The individual signing this form agrees and acknowledges the following:
Voluntary Authorization: This authorization is voluntary. Treatment or payment for services will not be conditioned upon my signing of this authorization form.
Right to Revoke and Time Limit: I understand that I have the right to revoke this authorization at any time by submitting a notice in writing to the facility. I understand that I may revoke this authorization except to the extent that action has already been taken based on this authorization. Unless revoked, this authorization will expire 180 days from the date of signature.
Special Information: This authorization may include disclosure of information relating to DRUG, ALCOHOL and SUBSTANCE ABUSE, MENTAL HEALTH INFORMATION, CONFIDENTIAL HIV/AIDS RELATED INFORMATION, and GENETIC INFORMATION only if I place my initials on the appropriate lines above. In the event the health information described above includes any of the types of information, and I initial the corresponding lines in the box above, I specifically authorize release of such information to the person or entity indicated.

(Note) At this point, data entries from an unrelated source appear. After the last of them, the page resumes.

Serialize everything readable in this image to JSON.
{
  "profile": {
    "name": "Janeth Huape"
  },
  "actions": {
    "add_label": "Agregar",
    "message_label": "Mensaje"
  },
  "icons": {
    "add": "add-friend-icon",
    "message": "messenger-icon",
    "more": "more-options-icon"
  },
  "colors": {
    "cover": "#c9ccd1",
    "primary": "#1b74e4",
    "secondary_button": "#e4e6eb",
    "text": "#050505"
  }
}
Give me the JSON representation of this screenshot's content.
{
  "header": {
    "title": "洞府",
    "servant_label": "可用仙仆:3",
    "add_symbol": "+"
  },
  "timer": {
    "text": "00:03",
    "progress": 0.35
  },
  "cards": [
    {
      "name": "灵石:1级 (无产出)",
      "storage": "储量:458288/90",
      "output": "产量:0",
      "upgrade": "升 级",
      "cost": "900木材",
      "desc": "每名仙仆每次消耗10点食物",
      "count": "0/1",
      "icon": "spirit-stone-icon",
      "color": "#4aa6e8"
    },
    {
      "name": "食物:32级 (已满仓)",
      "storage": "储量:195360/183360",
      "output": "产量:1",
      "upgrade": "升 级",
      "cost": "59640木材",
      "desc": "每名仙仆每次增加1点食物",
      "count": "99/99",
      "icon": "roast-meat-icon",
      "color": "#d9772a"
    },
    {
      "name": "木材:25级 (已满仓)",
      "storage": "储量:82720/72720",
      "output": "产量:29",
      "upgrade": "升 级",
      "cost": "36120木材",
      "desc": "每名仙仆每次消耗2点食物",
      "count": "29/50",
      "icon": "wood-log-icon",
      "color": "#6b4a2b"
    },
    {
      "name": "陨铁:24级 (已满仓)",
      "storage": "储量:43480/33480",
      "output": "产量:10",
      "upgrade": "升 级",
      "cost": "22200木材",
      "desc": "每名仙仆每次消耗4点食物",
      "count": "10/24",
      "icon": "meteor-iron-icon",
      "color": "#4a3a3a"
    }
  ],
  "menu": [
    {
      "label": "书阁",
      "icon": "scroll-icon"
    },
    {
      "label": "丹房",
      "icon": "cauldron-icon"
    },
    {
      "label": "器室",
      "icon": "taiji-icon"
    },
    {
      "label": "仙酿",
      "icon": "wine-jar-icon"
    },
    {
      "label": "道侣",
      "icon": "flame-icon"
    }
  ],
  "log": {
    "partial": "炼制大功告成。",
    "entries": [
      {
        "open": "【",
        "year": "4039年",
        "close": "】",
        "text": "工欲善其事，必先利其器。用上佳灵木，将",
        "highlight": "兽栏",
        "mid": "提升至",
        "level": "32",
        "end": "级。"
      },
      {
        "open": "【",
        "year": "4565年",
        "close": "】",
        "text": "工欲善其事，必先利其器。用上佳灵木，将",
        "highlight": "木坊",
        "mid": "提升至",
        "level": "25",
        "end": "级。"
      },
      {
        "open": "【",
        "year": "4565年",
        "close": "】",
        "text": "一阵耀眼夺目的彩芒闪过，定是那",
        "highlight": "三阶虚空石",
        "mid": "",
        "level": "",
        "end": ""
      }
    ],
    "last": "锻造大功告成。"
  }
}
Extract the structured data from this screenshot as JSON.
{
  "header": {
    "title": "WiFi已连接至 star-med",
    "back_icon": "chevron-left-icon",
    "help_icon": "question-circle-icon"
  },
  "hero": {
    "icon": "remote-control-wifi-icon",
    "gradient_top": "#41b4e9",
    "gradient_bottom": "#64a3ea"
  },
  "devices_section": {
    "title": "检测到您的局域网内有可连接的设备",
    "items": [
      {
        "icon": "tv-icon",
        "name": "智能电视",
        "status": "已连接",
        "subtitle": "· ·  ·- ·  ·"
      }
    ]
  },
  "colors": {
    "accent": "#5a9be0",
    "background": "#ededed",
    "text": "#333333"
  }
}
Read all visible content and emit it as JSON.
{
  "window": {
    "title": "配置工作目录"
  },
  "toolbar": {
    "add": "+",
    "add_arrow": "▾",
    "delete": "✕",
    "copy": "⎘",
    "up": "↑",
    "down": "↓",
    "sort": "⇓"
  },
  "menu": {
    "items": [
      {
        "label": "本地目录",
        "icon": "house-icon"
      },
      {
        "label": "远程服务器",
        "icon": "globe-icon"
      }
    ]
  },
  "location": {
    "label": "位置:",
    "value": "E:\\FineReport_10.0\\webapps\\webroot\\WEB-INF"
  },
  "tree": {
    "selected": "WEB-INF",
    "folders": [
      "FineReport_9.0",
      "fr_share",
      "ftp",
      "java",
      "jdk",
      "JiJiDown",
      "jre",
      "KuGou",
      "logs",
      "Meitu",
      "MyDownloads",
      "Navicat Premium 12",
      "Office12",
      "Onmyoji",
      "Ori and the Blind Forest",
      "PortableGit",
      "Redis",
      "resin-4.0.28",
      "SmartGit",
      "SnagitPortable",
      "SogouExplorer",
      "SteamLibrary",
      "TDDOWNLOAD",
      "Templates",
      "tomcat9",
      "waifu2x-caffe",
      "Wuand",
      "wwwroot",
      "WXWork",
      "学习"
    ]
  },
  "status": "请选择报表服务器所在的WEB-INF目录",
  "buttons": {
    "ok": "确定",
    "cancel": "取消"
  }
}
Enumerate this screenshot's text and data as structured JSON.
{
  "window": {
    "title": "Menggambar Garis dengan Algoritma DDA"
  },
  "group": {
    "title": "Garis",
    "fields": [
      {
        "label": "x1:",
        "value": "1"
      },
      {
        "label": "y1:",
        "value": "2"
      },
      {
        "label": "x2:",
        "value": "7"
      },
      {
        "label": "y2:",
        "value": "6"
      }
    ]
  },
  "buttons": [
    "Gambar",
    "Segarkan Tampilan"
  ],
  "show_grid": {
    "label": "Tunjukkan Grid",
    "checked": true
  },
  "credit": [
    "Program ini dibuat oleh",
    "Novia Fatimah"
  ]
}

Signature Authorization: I have read this form and agree to the uses and disclosures of the information as described. I understand that the information disclosed by this authorization may be subject to re-disclosure by the recipient and no longer protected by the Health Insurance Portability and Accountability Act of 1996. The facility, its employees, and physicians are hereby released from any legal responsibility for disclosure of the above information to the extent indicated and authorized herein.